Ukrainian President Petro Poroshenko, attending an EU summit in Brussels, said he was hoping for progress in finding a political solution, but told journalists there were now thousands of foreign troops in his country.
Russia has repeatedly dismissed accusations from Kiev and Western powers that it has sent soldiers into its neighbour, or supported pro-Russian rebels fighting a five-month-old separatist war in Ukraine's east.
But Ukraine military spokesman Andriy Lysenko told journalists in Kiev that Russian tanks had entered the small Ukrainian town of Novosvitlivka on the border with Russia and fired on every house.
"We have information that virtually every house has been destroyed," Lysenko added, without giving details on when the reported attack took place. Ukraine's daily military briefings typically cover the previous 24 hours.
Lysenko said the rebels had made new gains just east of the border city of Luhansk, one of the rebels' main strongholds, after opening up a new front in another area last week.
"Direct military aggression by the Russian Federation in the east of Ukraine is continuing. The Russians are continuing to send military equipment and 'mercenaries'," Ukraine's defence and security council said in a separate Twitter post.
Kiev and Western countries say recent rebel gains were the result of the arrival of armoured columns of Russian troops, sent by Russian President Vladimir Putin to prop up a separatist rebellion that would otherwise have been near collapse.

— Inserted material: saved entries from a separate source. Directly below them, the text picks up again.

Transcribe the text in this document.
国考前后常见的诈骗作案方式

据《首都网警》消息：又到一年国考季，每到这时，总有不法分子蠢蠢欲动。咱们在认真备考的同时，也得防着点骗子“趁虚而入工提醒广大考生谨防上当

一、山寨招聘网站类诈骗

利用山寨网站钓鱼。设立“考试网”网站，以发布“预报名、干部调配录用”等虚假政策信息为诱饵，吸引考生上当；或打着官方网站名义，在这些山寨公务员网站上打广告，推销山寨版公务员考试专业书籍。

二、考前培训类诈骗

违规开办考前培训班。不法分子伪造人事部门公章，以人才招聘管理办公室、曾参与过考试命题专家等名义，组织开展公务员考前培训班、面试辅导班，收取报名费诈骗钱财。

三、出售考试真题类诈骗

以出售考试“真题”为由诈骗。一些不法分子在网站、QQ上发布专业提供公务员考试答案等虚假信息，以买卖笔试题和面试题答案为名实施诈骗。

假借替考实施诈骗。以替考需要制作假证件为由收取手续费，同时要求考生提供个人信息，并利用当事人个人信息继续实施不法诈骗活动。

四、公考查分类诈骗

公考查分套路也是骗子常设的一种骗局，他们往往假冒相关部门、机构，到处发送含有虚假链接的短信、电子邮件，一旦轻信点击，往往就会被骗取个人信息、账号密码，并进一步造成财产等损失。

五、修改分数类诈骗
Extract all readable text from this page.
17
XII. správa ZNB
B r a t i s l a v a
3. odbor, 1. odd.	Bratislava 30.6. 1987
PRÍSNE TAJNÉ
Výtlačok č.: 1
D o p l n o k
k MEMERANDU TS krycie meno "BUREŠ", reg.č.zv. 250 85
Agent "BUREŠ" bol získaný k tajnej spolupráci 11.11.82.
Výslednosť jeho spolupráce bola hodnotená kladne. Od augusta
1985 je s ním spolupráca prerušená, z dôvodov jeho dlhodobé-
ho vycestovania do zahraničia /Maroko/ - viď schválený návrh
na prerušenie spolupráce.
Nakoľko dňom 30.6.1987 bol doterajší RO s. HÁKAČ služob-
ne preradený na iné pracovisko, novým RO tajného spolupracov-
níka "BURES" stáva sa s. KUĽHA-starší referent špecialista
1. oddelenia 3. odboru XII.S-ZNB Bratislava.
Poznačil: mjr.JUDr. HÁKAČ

There was no immediate fresh comment from Russia on Saturday. Putin on Friday compared Kiev's drive to regain control of its rebellious eastern cities to the Nazi invasion of the Soviet Union in World War Two. "NO TIME TO WASTE"
According to a draft statement, EU leaders at Saturday's Brussels summit were set to ask the European Commission and the EU's diplomatic service "to urgently undertake preparatory work" on further sanctions that could be implemented if necessary.
French President Francois Hollande stressed that a failure by Russia to reverse a flow of weapons and troops into eastern Ukraine would force the bloc to impose new economic measures.